Prognostic Value of Brainstem Auditory Evoked Potentials in Neonates

Author Affiliations

From the Department of Neurosciences, University of California, San Diego (Ms Stockard and Dr Stockard), and the Sections of Neonatology (Dr Kleinberg) and Electroencephalography (Dr Westmoreland), Mayo Clinic, Rochester, Minn.

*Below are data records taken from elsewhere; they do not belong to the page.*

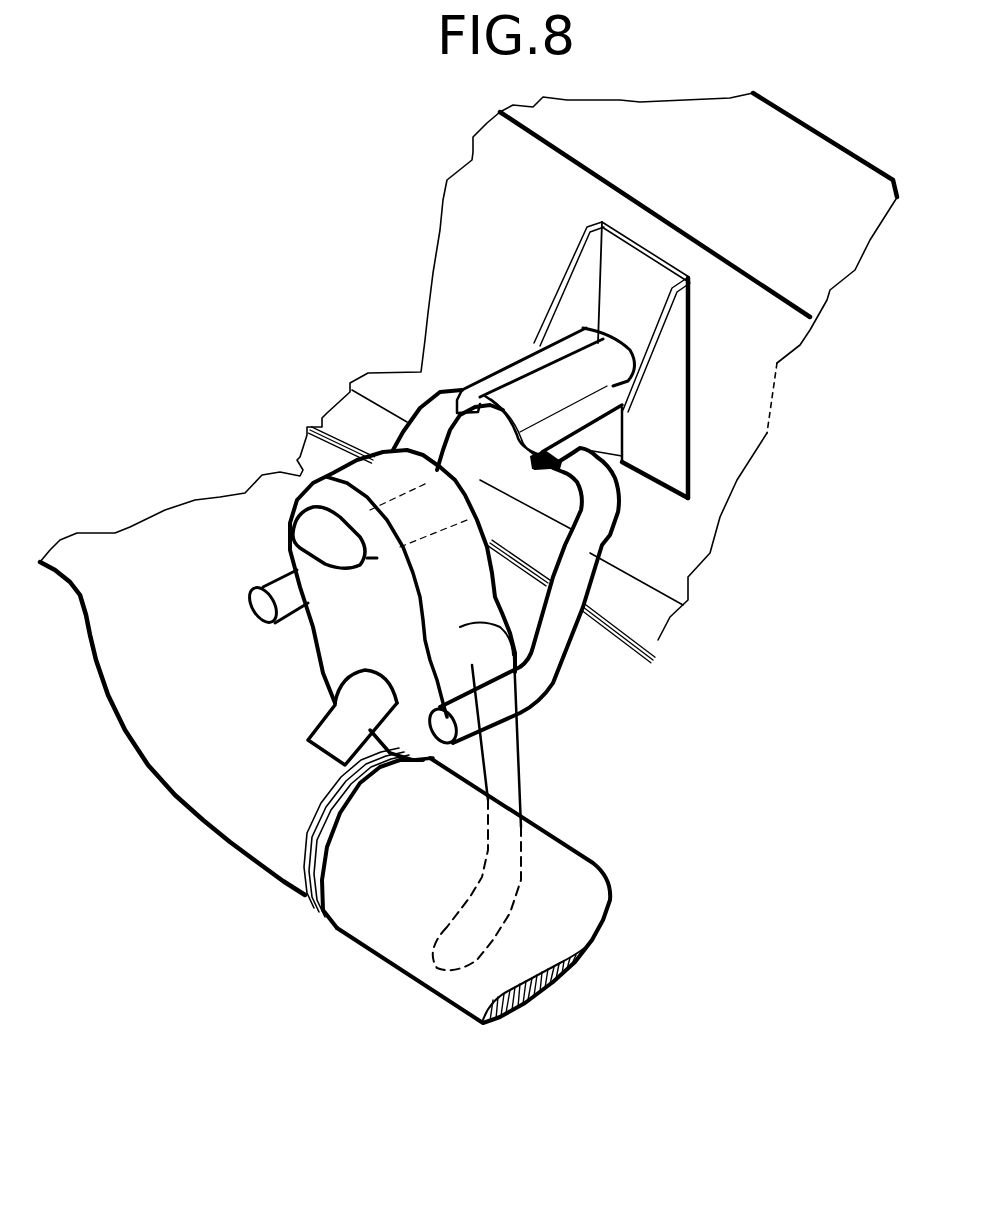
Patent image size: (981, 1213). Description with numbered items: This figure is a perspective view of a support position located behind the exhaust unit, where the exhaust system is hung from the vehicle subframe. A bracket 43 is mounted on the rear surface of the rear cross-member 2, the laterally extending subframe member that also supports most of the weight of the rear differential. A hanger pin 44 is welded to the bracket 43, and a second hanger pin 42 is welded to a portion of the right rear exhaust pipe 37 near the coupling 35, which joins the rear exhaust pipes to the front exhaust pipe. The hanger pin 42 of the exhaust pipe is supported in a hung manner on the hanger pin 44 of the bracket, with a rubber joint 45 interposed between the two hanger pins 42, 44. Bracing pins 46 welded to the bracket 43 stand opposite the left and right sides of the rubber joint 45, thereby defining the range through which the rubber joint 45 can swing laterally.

The rear cross-member 2 is at (768, 357).
The coupling 35 is at (230, 830).
The right rear exhaust pipe 37 is at (593, 870).
The hanger pin 42 is at (507, 758).
The bracket 43 is at (682, 370).
The hanger pin 44 is at (297, 530).
The rubber joint 45 is at (320, 656).
The bracing pins 46 is at (550, 663).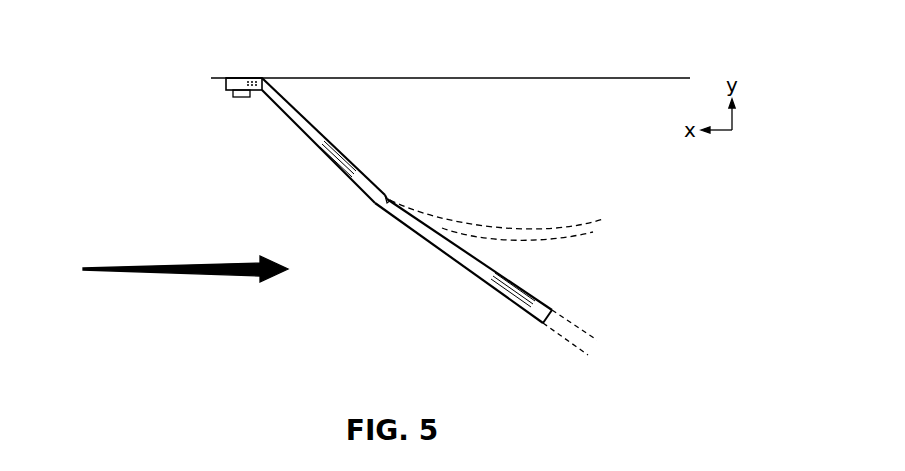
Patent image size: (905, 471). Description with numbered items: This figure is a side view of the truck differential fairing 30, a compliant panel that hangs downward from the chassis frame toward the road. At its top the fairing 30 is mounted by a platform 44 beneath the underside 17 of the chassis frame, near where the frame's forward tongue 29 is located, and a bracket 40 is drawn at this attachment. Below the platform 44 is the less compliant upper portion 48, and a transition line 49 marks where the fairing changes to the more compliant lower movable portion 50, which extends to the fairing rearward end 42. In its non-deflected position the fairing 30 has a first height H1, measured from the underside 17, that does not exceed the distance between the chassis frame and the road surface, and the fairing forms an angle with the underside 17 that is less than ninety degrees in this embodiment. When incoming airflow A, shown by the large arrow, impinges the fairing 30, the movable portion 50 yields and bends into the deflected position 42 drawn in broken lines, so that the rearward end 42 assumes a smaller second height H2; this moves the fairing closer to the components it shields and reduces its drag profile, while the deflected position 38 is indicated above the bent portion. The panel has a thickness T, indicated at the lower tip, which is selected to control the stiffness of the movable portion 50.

The underside of the chassis frame 17 is at (578, 78).
The forward tongue 29 is at (407, 176).
The truck differential fairing 30 is at (406, 247).
The deflected position 38 is at (483, 204).
The mounting bracket 40 is at (226, 86).
The fairing rearward end 42 is at (598, 228).
The platform 44 is at (239, 79).
The upper portion 48 is at (301, 115).
The transition line 49 is at (386, 198).
The movable portion 50 is at (526, 238).
The first height H1 is at (557, 308).
The second height H2 is at (608, 86).
The thickness T is at (578, 340).
The airflow A is at (240, 281).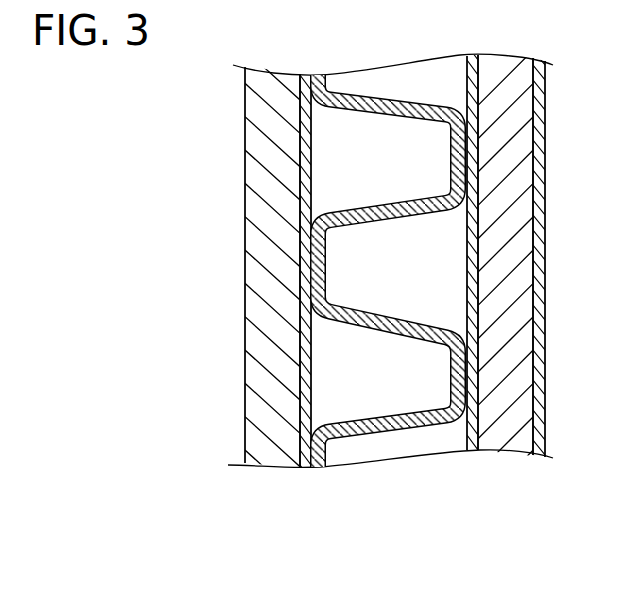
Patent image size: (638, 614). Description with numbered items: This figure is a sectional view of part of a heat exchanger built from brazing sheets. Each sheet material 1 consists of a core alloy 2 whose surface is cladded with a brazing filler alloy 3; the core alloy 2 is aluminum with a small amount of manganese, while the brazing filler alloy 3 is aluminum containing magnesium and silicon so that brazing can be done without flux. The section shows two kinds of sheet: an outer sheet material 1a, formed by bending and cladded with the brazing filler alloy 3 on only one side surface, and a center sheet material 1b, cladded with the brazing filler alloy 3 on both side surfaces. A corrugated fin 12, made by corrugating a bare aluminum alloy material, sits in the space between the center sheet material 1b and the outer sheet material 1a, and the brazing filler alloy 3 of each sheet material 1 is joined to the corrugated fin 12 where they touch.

The sheet material 1 is at (395, 320).
The outer sheet material 1a is at (295, 538).
The center sheet material 1b is at (588, 532).
The core alloy 2 is at (278, 453).
The brazing filler alloy 3 is at (305, 463).
The corrugated fin 12 is at (357, 427).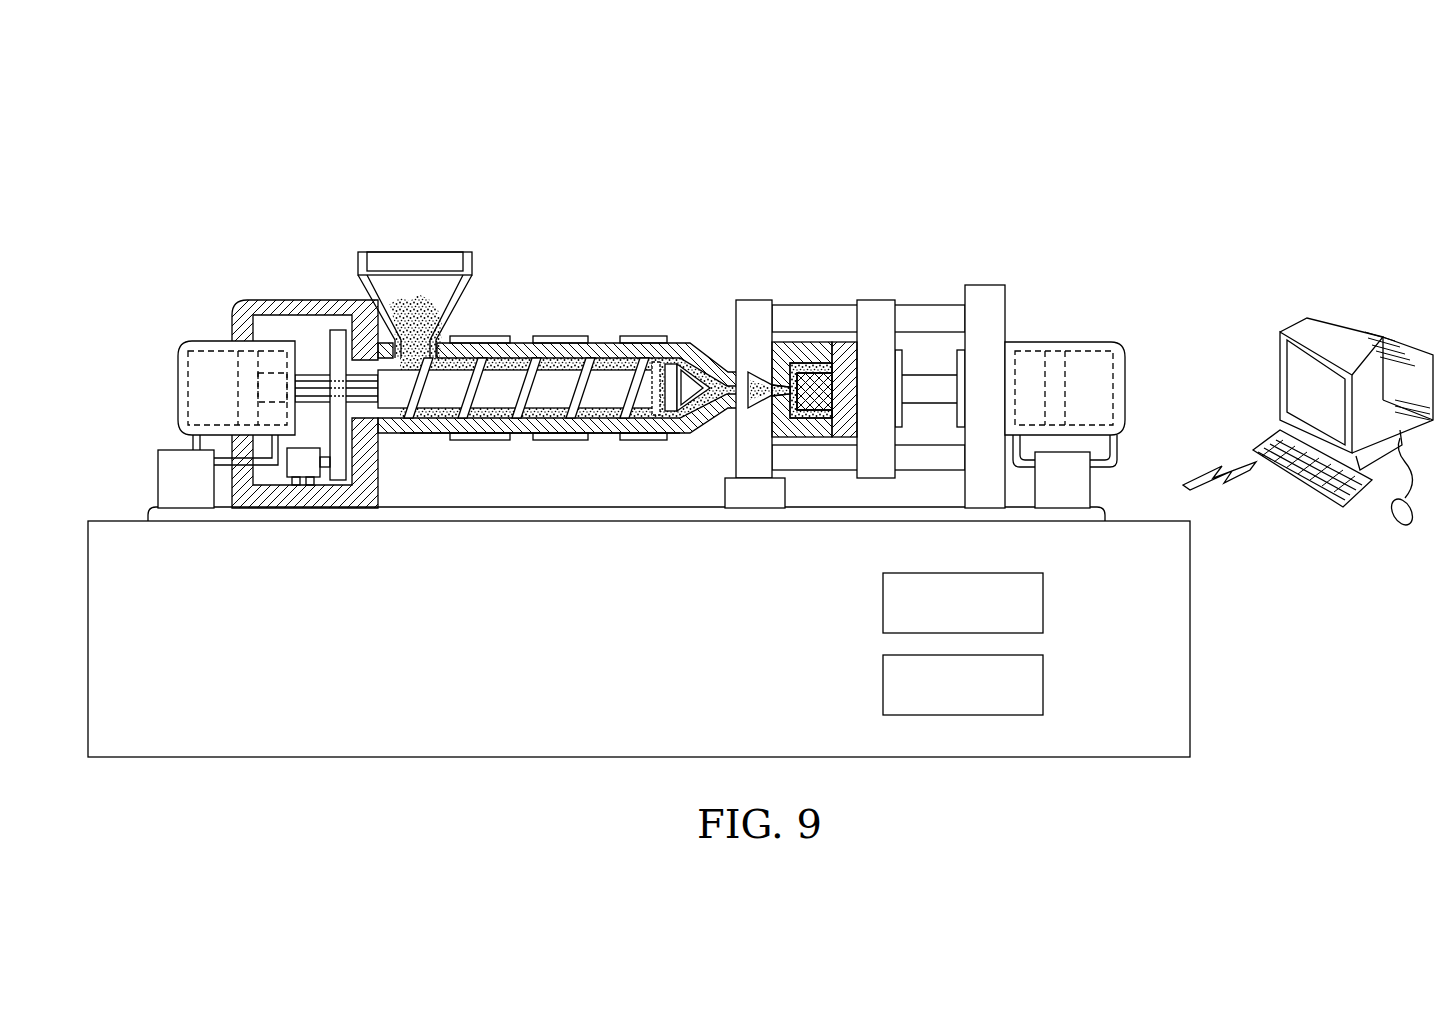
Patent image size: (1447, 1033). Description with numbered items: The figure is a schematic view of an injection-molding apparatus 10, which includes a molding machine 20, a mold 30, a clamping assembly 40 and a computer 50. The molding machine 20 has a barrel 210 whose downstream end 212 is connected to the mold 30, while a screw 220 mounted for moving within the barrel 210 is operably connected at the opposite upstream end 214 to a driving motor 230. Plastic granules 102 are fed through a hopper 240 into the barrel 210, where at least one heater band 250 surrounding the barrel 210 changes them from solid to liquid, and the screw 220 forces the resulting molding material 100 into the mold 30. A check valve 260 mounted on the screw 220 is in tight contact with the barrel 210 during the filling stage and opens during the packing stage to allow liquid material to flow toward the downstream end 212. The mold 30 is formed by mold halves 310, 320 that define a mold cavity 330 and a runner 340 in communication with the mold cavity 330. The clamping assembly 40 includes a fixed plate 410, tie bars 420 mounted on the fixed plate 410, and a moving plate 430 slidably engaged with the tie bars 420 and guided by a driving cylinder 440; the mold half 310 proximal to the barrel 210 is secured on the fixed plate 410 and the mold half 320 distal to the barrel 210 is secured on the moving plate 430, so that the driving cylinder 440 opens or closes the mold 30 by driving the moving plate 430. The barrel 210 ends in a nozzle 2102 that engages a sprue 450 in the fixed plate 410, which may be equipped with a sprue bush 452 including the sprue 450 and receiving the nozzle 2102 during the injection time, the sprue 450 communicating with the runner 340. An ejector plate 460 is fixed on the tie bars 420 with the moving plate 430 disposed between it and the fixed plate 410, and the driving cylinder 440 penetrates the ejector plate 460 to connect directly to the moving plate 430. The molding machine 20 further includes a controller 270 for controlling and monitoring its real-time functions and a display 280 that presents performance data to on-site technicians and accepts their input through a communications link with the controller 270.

The injection-molding apparatus 10 is at (108, 87).
The molding machine 20 is at (158, 520).
The mold 30 is at (860, 205).
The clamping assembly 40 is at (1108, 242).
The computer 50 is at (1320, 325).
The molding material 100 is at (679, 345).
The plastic granules 102 is at (414, 300).
The barrel 210 is at (529, 343).
The downstream end 212 is at (728, 418).
The upstream end 214 is at (398, 431).
The screw 220 is at (601, 390).
The driving motor 230 is at (205, 340).
The hopper 240 is at (358, 266).
The heater band 250 is at (556, 338).
The check valve 260 is at (655, 416).
The controller 270 is at (1043, 686).
The display 280 is at (1043, 603).
The nozzle 2102 is at (732, 366).
The mold half 310 is at (789, 350).
The mold half 320 is at (844, 345).
The mold cavity 330 is at (822, 418).
The runner 340 is at (778, 418).
The fixed plate 410 is at (753, 313).
The tie bars 420 is at (931, 318).
The moving plate 430 is at (876, 312).
The driving cylinder 440 is at (1080, 345).
The sprue 450 is at (742, 478).
The sprue bush 452 is at (760, 408).
The ejector plate 460 is at (985, 300).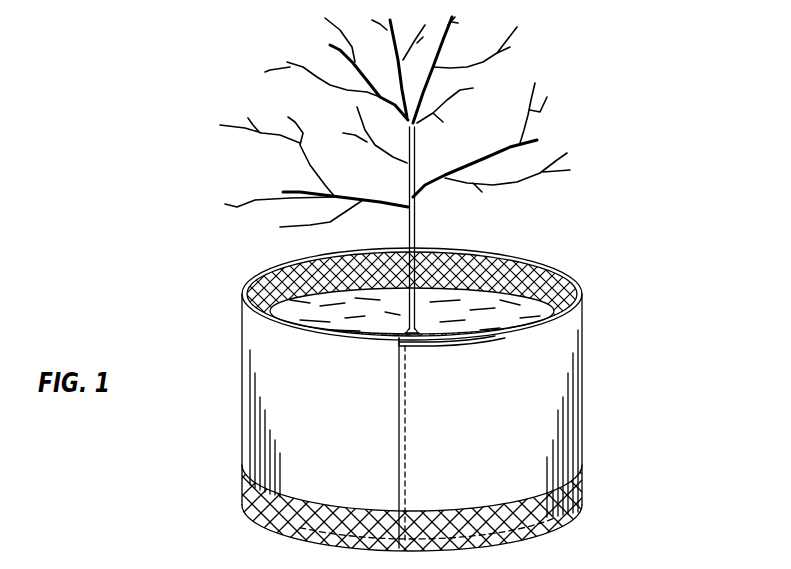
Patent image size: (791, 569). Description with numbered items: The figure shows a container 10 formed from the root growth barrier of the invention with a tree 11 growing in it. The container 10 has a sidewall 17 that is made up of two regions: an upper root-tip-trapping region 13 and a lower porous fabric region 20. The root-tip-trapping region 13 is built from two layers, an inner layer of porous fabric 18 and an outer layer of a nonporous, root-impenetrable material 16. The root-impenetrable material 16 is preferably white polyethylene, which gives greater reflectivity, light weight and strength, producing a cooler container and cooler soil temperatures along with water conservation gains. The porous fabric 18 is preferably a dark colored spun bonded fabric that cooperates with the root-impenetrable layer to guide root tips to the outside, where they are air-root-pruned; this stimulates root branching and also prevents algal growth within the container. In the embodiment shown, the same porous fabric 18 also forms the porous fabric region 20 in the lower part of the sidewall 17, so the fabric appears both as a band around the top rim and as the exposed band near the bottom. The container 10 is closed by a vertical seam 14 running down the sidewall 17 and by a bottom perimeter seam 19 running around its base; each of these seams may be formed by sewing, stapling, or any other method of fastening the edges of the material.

The container 10 is at (620, 280).
The tree 11 is at (482, 157).
The root-tip-trapping region 13 is at (231, 293).
The vertical seam 14 is at (398, 427).
The nonporous, root-impenetrable material 16 is at (584, 364).
The sidewall 17 is at (640, 412).
The porous fabric 18 is at (494, 258).
The bottom perimeter seam 19 is at (580, 511).
The porous fabric region 20 is at (233, 462).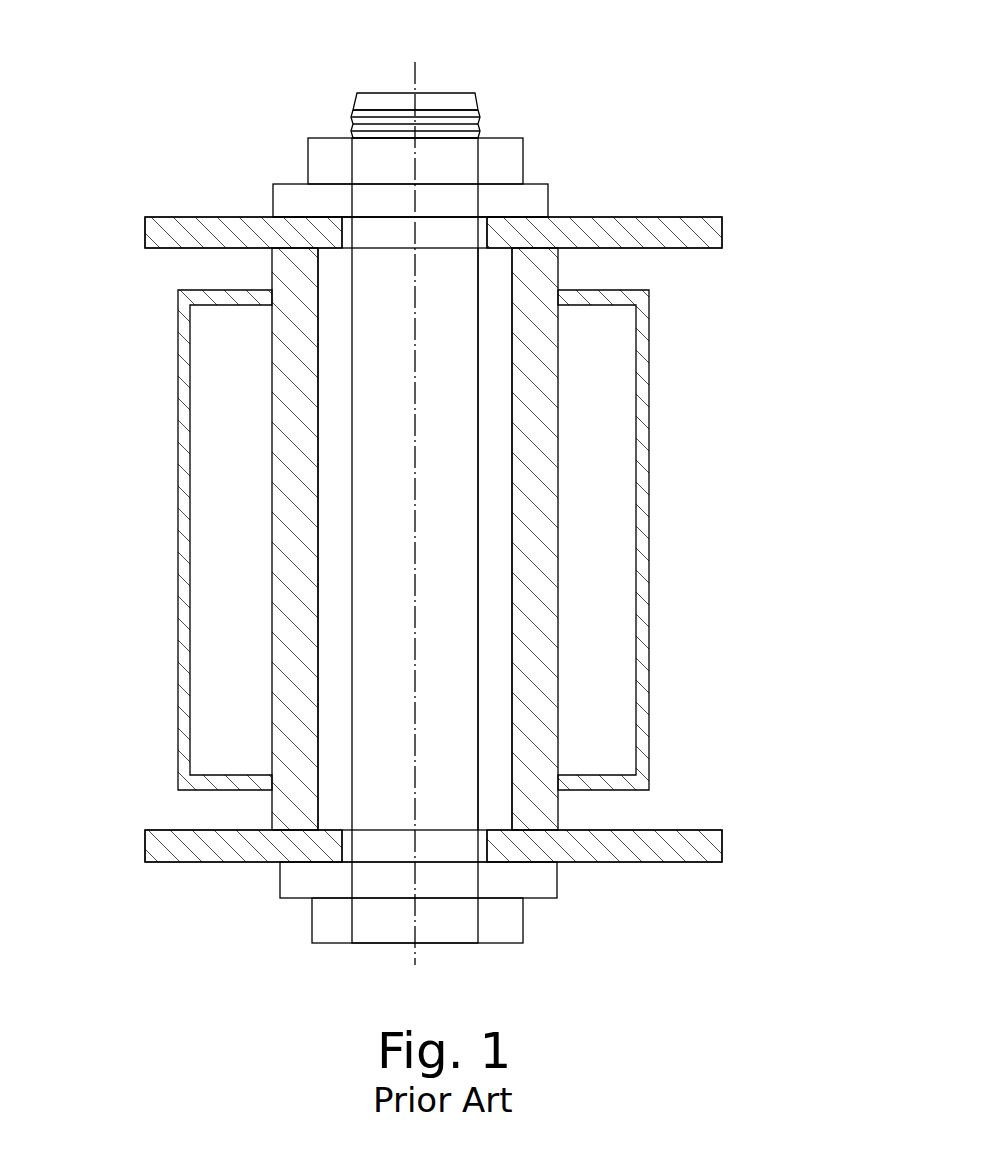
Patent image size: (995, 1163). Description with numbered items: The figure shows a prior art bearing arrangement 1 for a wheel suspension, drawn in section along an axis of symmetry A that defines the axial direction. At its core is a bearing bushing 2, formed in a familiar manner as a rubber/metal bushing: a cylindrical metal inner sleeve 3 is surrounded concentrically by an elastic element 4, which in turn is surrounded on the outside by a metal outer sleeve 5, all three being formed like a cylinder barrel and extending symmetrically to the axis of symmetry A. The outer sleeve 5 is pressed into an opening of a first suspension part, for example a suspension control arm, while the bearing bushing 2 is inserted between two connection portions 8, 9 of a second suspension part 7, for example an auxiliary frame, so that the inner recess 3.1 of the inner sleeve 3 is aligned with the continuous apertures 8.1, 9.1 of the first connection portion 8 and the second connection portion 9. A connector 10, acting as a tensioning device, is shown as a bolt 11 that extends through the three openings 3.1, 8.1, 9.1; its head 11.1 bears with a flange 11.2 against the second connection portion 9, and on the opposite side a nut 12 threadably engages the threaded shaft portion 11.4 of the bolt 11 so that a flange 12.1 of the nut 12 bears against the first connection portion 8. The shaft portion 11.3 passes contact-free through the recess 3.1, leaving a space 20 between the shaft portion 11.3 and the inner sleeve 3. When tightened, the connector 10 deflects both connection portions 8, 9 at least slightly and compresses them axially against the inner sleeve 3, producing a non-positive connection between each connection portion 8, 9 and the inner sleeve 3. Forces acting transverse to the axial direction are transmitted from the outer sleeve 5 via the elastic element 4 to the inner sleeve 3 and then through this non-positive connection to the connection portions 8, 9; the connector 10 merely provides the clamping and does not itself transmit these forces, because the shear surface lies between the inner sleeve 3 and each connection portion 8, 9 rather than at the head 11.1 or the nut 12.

Arch Neurol. 1983;40(6):360-365. doi:10.1001/archneur.1983.04050060060011
Abstract

• The clinical outcome in 74 children at risk for audiologic or neurologic sequelae of a variety of perinatal insults was correlated with brainstem auditory evoked potentials (BAEPs) in the newborn period. No constant relationship was found between BAEP findings and later hearing status in preterm infants or in infants with severe brain damage. However, persistent patterns of wave I abnormality correctly predicted the presence and type of hearing loss in other infants. Central BAEP abnormalities recorded in preterm infants or in infants who had just suffered anoxia had little predictive value. The abnormalities had greater prognostic value when there was a delay between acute injury and testing. Prognostic errors could be minimized in this population by obtaining repeated recordings at least one month post term and after injury from infants who showed BAEP abnormalities in the neonatal period.